Он больше не мог возражать. Она мигом оказалась в его объятиях.
– Люда, Людочка, – шептал он в нежную девичью щеку. – Какая же ты дуреха! Не могла подождать еще полгода?
– Я испугалась. Ты сказал, что вернешься совсем другим.
– Мало ли что я сказал?
– Знаешь, я так растерялась, когда ты вышиб дверь. Я поняла, что ты не обманул…
Помолчали.
Краем глаза Саня заметил, что клубника в ведре шевелится, оставляя на марле темные пятна.
– Что там у тебя в ведре?
– Клубника. Мы ведь тогда даже не попробовали. Все продали.
Она встала. Бережно сняла марлю.
Сверху в ведре лежала голова с выпученным глазом. Голова шевелила губами, выпуская воздух, будто никак не могла отдышаться. А рот у головы был кривой.
– Узнаешь? – доброжелательно улыбнулась Люда. – Здесь их ровно четыре…
Он очнулся в холодном поту. В окнах спальни темнела ночь, шумел ливень, сверкали молнии. Где-то далеко раздавалось: «Шу-ура-а-а!»
Он спустился вниз. В окнах гостиной ослепительно сверкало солнце.
Он включил телевизор. Сел в кресло. На экране появились знакомые фигуры. Они шли молча. Никто не курил. Никто не глазел по сторонам…
Шаталин почувствовал движение у себя за спиной. Погасил экран.
– Это ты, маленькая? – спросил, не оборачиваясь. Ответа не последовало. – А мне, знаешь, приснилась Люда. Пришла, чтобы угостить клубникой. Чего молчишь?
Он обернулся. Девушка смотрела безумными глазами, направив на него пистолет.
– Убей меня, маленькая! Все правильно. Сколько можно? Давно пора.
Ее трясло. Она начала опускать пистолет.
– Нет! – закричал Саня. – Убей меня! Слышишь? Убей! Ты метко стреляешь, маленькая! Нажми на курок! Иначе не выжить!
Пистолет выпал из ее рук.
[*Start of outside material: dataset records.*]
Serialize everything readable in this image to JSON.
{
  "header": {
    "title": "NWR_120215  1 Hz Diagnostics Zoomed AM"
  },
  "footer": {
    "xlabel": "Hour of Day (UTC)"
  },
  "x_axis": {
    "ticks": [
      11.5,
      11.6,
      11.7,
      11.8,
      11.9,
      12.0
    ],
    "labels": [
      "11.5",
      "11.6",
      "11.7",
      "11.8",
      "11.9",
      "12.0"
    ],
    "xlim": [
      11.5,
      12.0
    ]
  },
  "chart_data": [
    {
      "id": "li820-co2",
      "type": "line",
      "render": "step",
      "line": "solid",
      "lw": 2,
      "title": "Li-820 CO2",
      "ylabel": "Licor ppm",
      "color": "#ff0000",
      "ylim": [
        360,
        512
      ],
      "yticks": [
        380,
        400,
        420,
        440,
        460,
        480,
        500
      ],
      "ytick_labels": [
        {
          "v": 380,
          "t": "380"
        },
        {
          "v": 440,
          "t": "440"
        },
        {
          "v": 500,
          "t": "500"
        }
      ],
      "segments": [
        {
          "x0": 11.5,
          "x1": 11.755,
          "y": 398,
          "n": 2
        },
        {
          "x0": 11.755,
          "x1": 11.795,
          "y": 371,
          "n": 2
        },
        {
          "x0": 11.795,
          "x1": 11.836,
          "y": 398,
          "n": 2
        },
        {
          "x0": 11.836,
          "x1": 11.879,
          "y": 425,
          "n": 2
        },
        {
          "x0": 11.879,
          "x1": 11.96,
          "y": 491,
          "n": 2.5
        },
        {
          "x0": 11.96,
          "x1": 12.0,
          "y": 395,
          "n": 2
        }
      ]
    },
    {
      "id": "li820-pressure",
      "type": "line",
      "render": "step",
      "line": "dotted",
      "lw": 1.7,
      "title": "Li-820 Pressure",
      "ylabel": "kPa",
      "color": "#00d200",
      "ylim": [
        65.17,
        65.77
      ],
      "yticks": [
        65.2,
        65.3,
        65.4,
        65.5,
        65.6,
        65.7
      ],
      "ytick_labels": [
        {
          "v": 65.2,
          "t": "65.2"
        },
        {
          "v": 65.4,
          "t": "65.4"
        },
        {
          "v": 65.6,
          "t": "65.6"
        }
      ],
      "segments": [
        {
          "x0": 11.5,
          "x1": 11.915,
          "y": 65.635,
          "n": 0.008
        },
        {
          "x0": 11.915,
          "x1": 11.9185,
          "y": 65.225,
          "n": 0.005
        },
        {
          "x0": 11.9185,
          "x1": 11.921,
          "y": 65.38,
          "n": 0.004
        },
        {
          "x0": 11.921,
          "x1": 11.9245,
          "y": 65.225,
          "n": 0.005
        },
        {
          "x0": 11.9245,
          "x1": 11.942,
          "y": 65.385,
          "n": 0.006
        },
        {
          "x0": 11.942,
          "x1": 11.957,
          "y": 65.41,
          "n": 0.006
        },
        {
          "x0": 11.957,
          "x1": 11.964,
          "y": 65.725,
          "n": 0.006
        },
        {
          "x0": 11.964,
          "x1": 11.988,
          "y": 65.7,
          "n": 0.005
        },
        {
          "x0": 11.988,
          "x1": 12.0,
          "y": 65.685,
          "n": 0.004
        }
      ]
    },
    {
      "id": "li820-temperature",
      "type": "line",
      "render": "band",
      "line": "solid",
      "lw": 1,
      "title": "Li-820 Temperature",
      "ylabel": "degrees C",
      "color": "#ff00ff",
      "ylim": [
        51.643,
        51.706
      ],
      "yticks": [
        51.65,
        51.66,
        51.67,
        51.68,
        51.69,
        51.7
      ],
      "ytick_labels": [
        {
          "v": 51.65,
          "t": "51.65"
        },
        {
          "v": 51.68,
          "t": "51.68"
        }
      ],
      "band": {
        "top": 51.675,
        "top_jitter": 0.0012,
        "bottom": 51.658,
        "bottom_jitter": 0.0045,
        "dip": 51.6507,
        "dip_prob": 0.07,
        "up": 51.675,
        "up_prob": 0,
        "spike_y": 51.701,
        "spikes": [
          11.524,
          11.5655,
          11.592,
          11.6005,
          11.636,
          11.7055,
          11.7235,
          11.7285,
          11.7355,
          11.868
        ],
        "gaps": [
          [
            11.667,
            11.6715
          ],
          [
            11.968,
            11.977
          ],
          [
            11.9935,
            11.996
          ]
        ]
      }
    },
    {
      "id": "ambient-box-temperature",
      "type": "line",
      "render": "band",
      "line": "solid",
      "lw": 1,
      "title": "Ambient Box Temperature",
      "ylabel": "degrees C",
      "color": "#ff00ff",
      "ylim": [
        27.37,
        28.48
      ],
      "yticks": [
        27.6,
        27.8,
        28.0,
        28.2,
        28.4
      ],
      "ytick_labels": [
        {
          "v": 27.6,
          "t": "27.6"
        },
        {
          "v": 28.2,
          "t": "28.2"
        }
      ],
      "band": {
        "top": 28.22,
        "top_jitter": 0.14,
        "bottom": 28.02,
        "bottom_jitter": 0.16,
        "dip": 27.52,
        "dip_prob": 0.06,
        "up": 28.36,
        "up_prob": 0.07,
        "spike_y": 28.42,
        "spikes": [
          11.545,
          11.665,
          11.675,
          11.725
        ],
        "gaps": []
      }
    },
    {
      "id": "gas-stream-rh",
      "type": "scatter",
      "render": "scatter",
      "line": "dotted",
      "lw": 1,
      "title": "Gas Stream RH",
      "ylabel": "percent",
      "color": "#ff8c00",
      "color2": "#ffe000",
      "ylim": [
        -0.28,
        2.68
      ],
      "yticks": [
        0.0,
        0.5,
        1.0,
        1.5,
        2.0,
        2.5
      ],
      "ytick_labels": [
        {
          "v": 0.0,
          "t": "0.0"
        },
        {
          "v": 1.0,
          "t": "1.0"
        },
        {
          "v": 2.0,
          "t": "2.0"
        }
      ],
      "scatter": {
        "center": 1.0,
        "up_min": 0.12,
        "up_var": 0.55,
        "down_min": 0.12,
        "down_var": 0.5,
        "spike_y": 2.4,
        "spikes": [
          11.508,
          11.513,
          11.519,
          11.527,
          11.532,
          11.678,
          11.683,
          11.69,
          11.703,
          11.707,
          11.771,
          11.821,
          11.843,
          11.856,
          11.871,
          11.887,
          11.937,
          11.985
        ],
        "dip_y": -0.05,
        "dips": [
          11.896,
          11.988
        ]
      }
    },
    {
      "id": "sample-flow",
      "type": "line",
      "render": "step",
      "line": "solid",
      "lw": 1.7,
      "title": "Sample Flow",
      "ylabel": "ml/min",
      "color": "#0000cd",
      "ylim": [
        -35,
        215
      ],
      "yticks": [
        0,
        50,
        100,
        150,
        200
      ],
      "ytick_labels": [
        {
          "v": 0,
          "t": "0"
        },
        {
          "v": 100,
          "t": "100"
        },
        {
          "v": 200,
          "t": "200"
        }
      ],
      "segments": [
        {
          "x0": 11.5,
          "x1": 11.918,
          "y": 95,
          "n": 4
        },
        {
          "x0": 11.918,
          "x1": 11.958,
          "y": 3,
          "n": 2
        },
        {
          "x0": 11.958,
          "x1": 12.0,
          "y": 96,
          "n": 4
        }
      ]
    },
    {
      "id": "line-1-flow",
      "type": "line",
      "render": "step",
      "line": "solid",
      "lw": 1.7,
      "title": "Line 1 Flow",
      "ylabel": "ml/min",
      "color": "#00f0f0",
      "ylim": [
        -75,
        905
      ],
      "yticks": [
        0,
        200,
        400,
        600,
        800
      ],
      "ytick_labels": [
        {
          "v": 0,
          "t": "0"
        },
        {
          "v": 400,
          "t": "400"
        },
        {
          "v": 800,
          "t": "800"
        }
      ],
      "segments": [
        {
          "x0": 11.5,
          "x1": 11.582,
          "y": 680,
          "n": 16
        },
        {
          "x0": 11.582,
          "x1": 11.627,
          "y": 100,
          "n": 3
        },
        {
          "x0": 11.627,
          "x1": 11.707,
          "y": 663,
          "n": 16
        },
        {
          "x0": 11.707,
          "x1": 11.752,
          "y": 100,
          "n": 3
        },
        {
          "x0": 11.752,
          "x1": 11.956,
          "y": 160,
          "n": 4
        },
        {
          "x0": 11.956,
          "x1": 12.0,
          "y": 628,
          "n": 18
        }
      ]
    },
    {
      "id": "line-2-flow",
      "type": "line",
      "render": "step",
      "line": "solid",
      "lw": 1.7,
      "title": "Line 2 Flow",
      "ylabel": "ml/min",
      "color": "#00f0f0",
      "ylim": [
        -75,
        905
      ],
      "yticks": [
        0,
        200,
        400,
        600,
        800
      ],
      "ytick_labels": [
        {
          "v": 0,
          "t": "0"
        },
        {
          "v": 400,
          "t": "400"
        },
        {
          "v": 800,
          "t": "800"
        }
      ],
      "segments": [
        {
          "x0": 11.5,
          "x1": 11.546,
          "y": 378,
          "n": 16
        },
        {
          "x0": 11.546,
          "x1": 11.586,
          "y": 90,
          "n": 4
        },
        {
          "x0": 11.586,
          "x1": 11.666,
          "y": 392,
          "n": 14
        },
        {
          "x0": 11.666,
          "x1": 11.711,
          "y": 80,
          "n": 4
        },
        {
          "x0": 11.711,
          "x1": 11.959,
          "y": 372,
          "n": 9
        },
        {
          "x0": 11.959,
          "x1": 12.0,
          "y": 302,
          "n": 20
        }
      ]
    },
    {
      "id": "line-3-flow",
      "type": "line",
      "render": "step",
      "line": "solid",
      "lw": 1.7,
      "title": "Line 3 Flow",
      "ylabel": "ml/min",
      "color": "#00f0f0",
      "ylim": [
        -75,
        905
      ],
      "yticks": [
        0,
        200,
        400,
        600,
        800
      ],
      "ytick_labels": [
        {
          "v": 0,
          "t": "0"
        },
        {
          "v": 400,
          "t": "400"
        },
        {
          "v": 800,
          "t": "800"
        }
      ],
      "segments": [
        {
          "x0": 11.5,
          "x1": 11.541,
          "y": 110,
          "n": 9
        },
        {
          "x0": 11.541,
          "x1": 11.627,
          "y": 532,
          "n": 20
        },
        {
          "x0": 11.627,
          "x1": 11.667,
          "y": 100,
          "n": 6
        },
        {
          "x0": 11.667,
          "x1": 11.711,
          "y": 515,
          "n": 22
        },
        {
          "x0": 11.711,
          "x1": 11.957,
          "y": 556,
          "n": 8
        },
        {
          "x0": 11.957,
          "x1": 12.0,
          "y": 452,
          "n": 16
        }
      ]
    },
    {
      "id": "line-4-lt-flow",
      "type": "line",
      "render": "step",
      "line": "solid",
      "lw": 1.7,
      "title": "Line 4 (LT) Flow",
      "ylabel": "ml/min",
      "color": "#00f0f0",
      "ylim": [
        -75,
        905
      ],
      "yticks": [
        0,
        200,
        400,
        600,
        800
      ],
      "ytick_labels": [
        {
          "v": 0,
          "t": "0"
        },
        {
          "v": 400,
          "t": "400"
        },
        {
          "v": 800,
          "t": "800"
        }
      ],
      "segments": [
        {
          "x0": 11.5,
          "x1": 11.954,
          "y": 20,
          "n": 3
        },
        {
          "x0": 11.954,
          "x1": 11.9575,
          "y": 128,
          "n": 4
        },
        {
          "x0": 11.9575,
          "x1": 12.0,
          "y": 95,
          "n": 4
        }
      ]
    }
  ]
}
Она заплакала.
– Не могу, Шура. Не могу! Как я буду без тебя? Они катались по полу, сцепившись, как два борца. Сначала рыдали. Потом смеялись.
Все окна в доме были распахнуты. Шторы сняты. Сброшен тюль. На дворе заливались птахи. Каркали вороны. Строители возились на самой макушке часовни.
Золотили купол.
В конце Тенистого переулка показались две машины. Два черных «шевроле» с затемненными стеклами.
Двое на полу в гостиной притихли, вслушиваясь в гармонию звуков, наполняющих мир.